China’s new prosperity and the lifestyle it allows is what brought Ma Junhai back home. But if anything,
he is living a more environmentally sensitive life with a smaller carbon footprint here in China than he was
in California as a Silicon Valley commuter. Rather than scold the Chinese, Americans would do better
to rethink and redesign our own sprawling cities. If the Chinese are set on emulating us, we might as
well give them something worth emulating.
In Orange County, when I ask a resident, Tong Xiaobo, about the appeal of the development, he explains
that the American lifestyle represents health and freedom. What about it, exactly, is healthy, I ask. In
America, after all, we associate suburban sprawl with the sedentary lifestyle that has led to our national
obesity epidemic. The healthy aspect of the design that stood out, Tong explains, was having a bathroom
next to the bedroom. Traditional Chinese homes have only one bathroom, shared by all the residents.
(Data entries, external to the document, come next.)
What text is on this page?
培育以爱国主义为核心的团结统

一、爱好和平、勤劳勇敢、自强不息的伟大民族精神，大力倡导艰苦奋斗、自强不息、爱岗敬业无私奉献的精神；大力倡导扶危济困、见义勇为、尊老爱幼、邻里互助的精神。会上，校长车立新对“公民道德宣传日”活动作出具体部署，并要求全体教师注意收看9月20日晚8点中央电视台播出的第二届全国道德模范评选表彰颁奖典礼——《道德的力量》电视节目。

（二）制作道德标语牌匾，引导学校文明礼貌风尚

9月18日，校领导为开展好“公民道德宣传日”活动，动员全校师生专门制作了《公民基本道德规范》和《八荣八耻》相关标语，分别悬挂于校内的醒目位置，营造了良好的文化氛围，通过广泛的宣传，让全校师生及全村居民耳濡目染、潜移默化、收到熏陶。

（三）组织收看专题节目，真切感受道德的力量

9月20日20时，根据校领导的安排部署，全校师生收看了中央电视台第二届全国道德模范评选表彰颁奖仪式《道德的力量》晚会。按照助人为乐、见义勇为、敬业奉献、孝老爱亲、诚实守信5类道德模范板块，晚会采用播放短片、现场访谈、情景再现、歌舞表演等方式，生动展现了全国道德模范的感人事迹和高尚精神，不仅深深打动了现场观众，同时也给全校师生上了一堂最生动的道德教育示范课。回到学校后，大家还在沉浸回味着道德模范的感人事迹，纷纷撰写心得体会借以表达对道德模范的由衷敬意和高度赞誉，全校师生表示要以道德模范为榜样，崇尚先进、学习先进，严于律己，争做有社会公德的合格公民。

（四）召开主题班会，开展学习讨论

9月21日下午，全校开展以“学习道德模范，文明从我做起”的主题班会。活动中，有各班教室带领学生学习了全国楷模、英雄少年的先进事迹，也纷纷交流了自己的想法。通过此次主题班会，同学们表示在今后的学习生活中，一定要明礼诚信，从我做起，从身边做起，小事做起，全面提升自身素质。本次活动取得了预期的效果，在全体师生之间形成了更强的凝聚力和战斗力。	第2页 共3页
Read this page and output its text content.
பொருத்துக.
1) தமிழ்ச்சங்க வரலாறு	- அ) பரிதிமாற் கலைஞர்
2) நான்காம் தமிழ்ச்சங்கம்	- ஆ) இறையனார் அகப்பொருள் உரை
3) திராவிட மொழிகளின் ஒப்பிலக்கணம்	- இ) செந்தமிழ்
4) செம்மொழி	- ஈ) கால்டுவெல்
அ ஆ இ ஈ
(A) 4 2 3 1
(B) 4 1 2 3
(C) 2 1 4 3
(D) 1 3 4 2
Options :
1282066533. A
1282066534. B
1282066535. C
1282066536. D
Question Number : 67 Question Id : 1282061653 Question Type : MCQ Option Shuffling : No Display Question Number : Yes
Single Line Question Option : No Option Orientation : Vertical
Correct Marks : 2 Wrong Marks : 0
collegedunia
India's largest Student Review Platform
Orange County’s homes boast lavish bathrooms adjoining the master bedroom complete with his-and-hers
sinks and a Jacuzzi. Tong extolled the additional bathroom as “an innovation in construction and design
[that] represents modern health.” He then lit up a cigarette. Having explained what he meant by “health,”
I pressed him to explain what he meant by “freedom.” He simply ignored the question.